Redemption Tax Event means that the Corporation shall have delivered to the Trustee an opinion of a nationally recognized independent Canadian tax counsel to the effect that a relevant tax law change has occurred. A “relevant tax law change” is (i) any amendment to or change (including any announced prospective change) in the laws (or any regulations thereunder) of Canada or any political subdivision or taxing authority thereof or therein, as applicable, or (ii) any amendment to or change in an interpretation or application of such laws or regulations by any legislative body, court, governmental agency or regulatory authority including, for greater certainty, an assessment or reassessment of the Corporation by the Canada Customs and Revenue Agency or any federal or provincial taxation authority (and also including the enactment of any legislation and the publication of any judicial decision or regulatory determination), in either case, which amendment or change occurs after the date of the Indenture and as a result of which (assuming that such amendment or change is enacted or is applied to the Corporation) there is more than an insubstantial risk that the Corporation could be denied the deduction of interest paid or payable in respect of the Notes in computing its income for the purposes of the Income Tax Act (Canada) (the “Tax Act”) or a provincial or territorial income tax statute in Canada.
Redemption Tax Event means (a) any amendment to or change announced or to become effective after October 10, 2003 in the laws (or any regulations thereunder) of Canada or any political subdivision or taxing authority thereof or therein) or (b) any amendment to or change in any official position regarding the application or interpretation of such laws or regulations announced or to become effective after October 10, 2003 by any applicable legislative body, court, governmental agency or regulatory authority of Canada or any political subdivision or taxing authority thereof or therein, in either case, as a result of which the Company has or would become obligated to pay Additional Amounts that are more than de minimis with respect to the Debentures, and such obligations cannot be avoided by the Company taking reasonable measures available to it.
Redemption Tax Event means that the Company shall have delivered to the Trustee an opinion of a nationally recognized independent Canadian tax counsel experienced in such matters to the effect that a relevant tax law change (as defined in the next sentence) has occurred.
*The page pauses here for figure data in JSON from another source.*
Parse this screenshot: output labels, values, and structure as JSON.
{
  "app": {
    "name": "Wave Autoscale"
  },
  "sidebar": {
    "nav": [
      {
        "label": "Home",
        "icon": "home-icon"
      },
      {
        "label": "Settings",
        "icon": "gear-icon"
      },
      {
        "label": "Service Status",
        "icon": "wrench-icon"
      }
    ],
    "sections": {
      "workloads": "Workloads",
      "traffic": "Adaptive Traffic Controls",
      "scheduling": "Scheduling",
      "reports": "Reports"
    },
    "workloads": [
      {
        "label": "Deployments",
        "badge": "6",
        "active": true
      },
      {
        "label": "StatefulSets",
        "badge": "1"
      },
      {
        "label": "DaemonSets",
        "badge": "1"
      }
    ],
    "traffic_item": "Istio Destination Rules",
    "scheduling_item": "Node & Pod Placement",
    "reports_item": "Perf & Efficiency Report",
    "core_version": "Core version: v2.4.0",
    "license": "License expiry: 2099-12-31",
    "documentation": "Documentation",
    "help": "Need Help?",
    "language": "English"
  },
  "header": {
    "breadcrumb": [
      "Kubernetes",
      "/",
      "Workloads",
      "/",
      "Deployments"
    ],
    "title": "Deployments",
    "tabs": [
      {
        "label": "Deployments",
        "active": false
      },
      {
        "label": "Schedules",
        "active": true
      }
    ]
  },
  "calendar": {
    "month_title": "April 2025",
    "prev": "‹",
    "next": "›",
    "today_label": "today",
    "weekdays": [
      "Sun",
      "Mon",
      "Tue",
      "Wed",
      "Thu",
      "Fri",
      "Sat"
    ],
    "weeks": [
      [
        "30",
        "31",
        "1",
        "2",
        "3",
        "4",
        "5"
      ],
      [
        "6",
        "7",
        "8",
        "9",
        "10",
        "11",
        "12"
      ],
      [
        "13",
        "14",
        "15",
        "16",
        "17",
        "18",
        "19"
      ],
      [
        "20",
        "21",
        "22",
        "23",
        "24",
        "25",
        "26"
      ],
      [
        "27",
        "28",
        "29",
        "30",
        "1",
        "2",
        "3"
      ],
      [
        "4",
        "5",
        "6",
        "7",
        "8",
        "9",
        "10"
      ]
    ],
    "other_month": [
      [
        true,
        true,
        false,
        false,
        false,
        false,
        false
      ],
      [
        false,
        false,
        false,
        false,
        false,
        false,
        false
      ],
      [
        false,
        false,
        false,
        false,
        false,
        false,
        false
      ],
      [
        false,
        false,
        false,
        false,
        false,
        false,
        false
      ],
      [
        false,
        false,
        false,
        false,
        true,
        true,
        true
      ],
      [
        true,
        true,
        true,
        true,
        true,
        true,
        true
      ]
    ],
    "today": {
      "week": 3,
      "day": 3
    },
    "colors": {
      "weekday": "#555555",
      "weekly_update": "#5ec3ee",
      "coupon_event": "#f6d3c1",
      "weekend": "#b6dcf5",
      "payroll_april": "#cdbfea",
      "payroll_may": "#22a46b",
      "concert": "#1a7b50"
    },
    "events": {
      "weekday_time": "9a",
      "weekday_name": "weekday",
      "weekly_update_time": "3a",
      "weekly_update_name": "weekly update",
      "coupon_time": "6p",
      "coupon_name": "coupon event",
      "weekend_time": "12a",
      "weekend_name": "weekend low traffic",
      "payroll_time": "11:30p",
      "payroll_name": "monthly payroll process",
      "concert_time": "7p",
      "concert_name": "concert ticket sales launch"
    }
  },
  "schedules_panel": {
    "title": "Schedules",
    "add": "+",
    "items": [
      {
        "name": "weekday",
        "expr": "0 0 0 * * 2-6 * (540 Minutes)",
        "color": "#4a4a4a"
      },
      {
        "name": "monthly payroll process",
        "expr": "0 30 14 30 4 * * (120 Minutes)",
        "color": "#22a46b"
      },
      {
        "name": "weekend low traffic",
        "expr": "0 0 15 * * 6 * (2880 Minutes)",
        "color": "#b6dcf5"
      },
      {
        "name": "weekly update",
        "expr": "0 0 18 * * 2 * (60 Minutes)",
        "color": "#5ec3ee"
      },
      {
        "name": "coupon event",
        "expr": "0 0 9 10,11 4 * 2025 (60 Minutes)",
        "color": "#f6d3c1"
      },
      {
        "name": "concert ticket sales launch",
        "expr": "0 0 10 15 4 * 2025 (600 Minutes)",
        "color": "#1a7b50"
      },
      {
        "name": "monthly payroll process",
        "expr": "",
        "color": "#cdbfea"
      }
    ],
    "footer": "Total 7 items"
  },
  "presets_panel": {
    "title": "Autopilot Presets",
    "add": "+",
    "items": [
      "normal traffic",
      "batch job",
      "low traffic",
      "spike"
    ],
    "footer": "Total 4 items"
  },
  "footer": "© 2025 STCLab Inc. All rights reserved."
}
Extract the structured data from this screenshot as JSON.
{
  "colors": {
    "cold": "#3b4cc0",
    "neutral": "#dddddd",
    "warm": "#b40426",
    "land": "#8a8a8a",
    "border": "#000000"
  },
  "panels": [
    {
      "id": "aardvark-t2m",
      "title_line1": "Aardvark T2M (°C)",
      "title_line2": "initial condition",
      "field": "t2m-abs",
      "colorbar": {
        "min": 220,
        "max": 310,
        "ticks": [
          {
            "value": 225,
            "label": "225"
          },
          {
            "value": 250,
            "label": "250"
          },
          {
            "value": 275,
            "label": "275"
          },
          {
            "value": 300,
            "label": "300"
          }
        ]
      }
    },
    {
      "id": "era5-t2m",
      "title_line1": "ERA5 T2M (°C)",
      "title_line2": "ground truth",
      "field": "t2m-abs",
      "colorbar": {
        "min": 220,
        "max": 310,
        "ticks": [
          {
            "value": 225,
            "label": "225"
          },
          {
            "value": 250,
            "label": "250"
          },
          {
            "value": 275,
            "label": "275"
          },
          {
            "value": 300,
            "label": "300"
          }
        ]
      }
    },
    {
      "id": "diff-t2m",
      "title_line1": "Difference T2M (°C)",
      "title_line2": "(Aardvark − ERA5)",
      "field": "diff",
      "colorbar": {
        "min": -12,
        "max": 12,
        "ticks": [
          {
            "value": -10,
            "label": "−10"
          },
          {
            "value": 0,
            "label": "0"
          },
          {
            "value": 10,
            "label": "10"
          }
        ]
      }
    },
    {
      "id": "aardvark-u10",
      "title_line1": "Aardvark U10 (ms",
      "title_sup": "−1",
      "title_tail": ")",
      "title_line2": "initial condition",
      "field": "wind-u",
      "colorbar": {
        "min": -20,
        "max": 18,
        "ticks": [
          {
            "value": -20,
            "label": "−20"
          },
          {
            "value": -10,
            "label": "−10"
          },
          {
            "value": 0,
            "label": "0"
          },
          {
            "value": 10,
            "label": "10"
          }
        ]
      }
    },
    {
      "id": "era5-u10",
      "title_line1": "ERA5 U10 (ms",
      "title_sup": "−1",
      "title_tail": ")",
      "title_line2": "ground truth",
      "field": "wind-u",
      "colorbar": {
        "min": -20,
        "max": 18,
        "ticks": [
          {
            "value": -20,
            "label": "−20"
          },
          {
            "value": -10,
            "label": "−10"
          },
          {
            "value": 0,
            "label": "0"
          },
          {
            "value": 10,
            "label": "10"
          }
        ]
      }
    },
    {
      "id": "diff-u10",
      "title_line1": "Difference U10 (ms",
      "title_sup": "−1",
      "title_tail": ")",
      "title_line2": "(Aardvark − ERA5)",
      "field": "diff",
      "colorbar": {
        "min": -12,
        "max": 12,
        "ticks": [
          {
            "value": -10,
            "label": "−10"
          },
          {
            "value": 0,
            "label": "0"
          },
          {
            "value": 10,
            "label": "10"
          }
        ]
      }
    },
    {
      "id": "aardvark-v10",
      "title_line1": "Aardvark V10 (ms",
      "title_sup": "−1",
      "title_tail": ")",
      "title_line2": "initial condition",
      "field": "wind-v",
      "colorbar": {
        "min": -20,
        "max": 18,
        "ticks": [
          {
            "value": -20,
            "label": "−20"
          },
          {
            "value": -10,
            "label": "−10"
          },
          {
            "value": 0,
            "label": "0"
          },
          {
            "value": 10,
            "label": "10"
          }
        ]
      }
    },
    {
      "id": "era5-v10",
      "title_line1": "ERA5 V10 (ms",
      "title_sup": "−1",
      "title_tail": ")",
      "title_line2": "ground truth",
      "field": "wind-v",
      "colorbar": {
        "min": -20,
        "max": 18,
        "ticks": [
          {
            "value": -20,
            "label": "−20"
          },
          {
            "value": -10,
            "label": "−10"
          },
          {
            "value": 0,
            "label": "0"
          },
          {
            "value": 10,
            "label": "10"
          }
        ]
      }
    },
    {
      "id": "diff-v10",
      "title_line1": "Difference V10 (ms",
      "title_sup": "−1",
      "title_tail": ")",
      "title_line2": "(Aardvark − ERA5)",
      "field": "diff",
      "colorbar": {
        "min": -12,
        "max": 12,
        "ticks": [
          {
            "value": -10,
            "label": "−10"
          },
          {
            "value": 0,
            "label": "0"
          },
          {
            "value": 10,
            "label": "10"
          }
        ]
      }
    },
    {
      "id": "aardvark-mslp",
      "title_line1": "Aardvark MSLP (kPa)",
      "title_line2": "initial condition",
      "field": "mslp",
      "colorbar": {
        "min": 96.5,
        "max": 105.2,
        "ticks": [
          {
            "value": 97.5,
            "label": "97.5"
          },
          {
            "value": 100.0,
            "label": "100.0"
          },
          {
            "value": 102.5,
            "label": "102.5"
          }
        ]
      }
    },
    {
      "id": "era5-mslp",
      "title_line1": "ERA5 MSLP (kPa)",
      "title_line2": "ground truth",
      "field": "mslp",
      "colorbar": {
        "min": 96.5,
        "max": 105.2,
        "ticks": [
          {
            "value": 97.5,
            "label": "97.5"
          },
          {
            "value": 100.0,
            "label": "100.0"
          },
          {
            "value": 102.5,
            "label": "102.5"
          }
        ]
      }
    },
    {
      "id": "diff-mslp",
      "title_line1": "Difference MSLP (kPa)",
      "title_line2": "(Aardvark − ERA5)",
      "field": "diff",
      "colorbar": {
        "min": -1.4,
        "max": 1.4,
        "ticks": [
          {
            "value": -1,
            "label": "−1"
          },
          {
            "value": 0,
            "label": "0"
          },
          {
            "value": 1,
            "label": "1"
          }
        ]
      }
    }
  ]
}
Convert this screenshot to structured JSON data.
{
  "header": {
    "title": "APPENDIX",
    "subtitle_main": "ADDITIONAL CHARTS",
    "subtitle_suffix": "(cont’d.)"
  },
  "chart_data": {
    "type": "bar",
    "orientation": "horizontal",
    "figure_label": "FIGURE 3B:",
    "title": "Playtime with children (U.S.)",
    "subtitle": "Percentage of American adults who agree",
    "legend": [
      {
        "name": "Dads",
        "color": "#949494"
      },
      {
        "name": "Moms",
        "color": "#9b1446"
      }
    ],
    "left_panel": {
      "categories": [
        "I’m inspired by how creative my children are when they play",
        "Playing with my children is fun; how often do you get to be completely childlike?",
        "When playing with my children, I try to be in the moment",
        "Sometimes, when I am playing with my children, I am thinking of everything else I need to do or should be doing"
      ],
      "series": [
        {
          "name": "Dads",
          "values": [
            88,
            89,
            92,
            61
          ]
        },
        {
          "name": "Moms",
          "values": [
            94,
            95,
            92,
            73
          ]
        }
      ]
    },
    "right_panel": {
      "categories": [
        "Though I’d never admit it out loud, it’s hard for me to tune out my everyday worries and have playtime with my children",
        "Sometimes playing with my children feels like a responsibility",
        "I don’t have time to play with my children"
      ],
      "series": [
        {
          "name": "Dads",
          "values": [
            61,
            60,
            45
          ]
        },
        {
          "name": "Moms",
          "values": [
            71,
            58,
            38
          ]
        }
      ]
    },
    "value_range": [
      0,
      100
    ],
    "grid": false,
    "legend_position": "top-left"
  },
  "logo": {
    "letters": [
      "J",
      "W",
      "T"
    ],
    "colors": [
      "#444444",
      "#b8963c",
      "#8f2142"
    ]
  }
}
A "relevant tax law" change is (i) any amendment to or change (including any announced prospective change) in the laws (or any regulations thereunder) of Canada or any political subdivision or taxing authority thereof or therein, as applicable, or (ii) any amendment to or change in an interpretation or application of such laws or regulations by any legislative body, court, governmental agency or regulatory authority (including the enactment of any legislation and the publication of any judicial decision or regulatory determination), in either case, which is announced or becomes effective after the date of the Indenture and as a result of which (assuming that such amendment or change is enacted or is applied to the Company), there is more than an insubstantial risk that (i) the Company could become liable to pay, on the next date on which any amount would be payable with respect to the Capital Securities, any Additional Amounts (which are more than a de minimis amount), or (ii) the Company could be denied the deduction of interest paid or payable in respect of the Capital Securities in computing its income for the purpose of the Income Tax Act or a provincial income tax statute.